GRU for creating a simple "ones" counter

I want to create a simple gru which counts the number of ones in a sequence of 0s and 1s. Example
input = 100110, output = 3
input = 101, output = 2
input = 10001110101, output = 6

This is the way I have made my model.

class Counter(NN.Module):
    def __init__(self, input_size,hidden_size, output_size):
        super(Counter, self).__init__()
        self.embed = NN.Embedding(input_size,hidden_size,)
        self.hidden_size = hidden_size
        self.output_size = output_size
        self.gru = NN.GRU(hidden_size,hidden_size, batch_first = True,)
        self.linear = NN.Linear(hidden_size, output_size)
        
    def forward(self,inputs, hidden = 0):
        embedded = self.embed(inputs)
        gru_out, gru_hid = self.gru(embedded)
        final_out = self.linear(gru_out[:,-1])
        return final_out

Now I make an object of this class with input size = 2 (0 or 1 which goes in embedding), hidden size = 5, and output size = 1 (total count of 1s in the number).
The losses and optimizer are:

cc = Counter(2,5,1)
criterion = NN.MSELoss()
optimizer = optim.SGD(cc.parameters(),lr = 0.01)

I am making my inputs and outputs through this function:

def get_number(digits = 10):
    ones = np.random.choice(digits)
    l = [1 if i < ones else 0 for i in range(digits)]
    l = np.random.permutation(l)
    return l, ones

Now I am simply iterating multiple times to train. I also used scheduler and decaying learning rate. But I am not getting any good results. All I get is some value (close to average value of ones).

digits = 10
for r in range(iterations):
    cc.zero_grad()
    inputs = []
    labels = []
    for b in range(batch_size):
        p,q = get_number(digits)
        inputs.append(p)
        labels.append(q *1.0)
    outputs = cc.forward(torch.tensor(inputs))
    loss = criterion(outputs, torch.tensor(labels))
    temp_loss.append(loss.data.numpy())
    loss.backward()
    optimizer.step()

So here, since digits = 10, therefore I will get a model which predicts some value close to 5 everytime. :expressionless:
I guess it has something to do with gru, hidden layer because that is something which is still unclear to me. Please help.
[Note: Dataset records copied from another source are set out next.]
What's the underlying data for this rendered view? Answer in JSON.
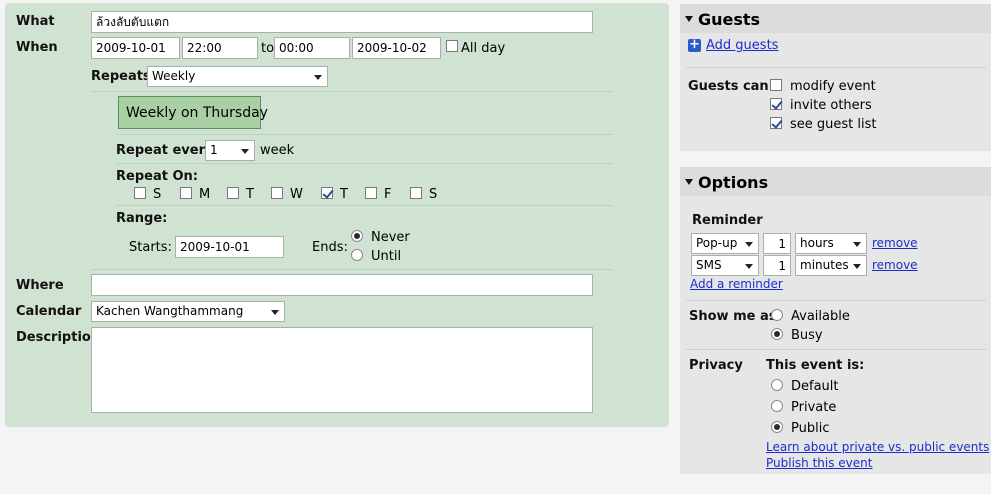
{
  "form": {
    "what_label": "What",
    "what_value": "ล้วงลับตับแตก",
    "when_label": "When",
    "start_date": "2009-10-01",
    "start_time": "22:00",
    "to_label": "to",
    "end_time": "00:00",
    "end_date": "2009-10-02",
    "allday_label": "All day",
    "repeats_label": "Repeats:",
    "repeats_value": "Weekly",
    "summary": "Weekly on Thursday",
    "repeat_every_label": "Repeat every:",
    "repeat_every_value": "1",
    "repeat_every_unit": "week",
    "repeat_on_label": "Repeat On:",
    "days": [
      {
        "label": "S",
        "checked": false
      },
      {
        "label": "M",
        "checked": false
      },
      {
        "label": "T",
        "checked": false
      },
      {
        "label": "W",
        "checked": false
      },
      {
        "label": "T",
        "checked": true
      },
      {
        "label": "F",
        "checked": false
      },
      {
        "label": "S",
        "checked": false
      }
    ],
    "range_label": "Range:",
    "starts_label": "Starts:",
    "starts_value": "2009-10-01",
    "ends_label": "Ends:",
    "ends_never": "Never",
    "ends_until": "Until",
    "where_label": "Where",
    "where_value": "",
    "calendar_label": "Calendar",
    "calendar_value": "Kachen Wangthammang",
    "description_label": "Description",
    "description_value": ""
  },
  "guests": {
    "title": "Guests",
    "add_guests": "Add guests",
    "guests_can_label": "Guests can",
    "options": [
      {
        "label": "modify event",
        "checked": false
      },
      {
        "label": "invite others",
        "checked": true
      },
      {
        "label": "see guest list",
        "checked": true
      }
    ]
  },
  "options": {
    "title": "Options",
    "reminder_label": "Reminder",
    "reminders": [
      {
        "method": "Pop-up",
        "amount": "1",
        "unit": "hours",
        "remove": "remove"
      },
      {
        "method": "SMS",
        "amount": "1",
        "unit": "minutes",
        "remove": "remove"
      }
    ],
    "add_reminder": "Add a reminder",
    "show_me_as_label": "Show me as",
    "available": "Available",
    "busy": "Busy",
    "privacy_label": "Privacy",
    "this_event_is": "This event is:",
    "privacy_default": "Default",
    "privacy_private": "Private",
    "privacy_public": "Public",
    "learn_link": "Learn about private vs. public events",
    "publish_link": "Publish this event"
  }
}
I tried using L1loss, but getting similar results.

OK, I have to ask: Why would you ever try to train an RNN to count the number of 1’s in a binary string? I actually don’t think this is a suitable task for a neural network. For once, your output is not bounded.

Apart from that, why do you have an embedding layer? Your inputs are already numeric values. Embeddings are mainly needed to map words to meaningful vector representations for NLP tasks.

Why would you ever try to train an RNN to count the number of 1’s in a binary string?
I am doing this for my own learning. In theory rnn should be able to do this task. It is not impossible to do this.
Apart from that, why do you have an embedding layer?
I have an embedding layer (which I think will not deteriorate the performance) because once I am successful in this task, I plan to make a “A” counter or any other alphabet/character counter. I know we can make counters just by regex, but rnn should also be able to do this. I was able to make a rnn which counted “1” if I sent the string one-by-one (hidden state has the count till now, input is the next value 1/0 and output is either count+1 or count) . But that is an easy task for rnn, just take decision either to add or not to add. I wanted to make a rnn which carries the count in its hidden state.
In case you have any suggestion/solution, it would be of great help.

I was able to do this perfectly. I was making very basic mistake in calculating loss. Instead of
loss = criterion(outputs, torch.tensor(labels))
I needed to use
loss = criterion(outputs[:,0], torch.tensor(labels))
and the model works perfectly. Infact GRU does it very well. Anyways thanks for trying to help me.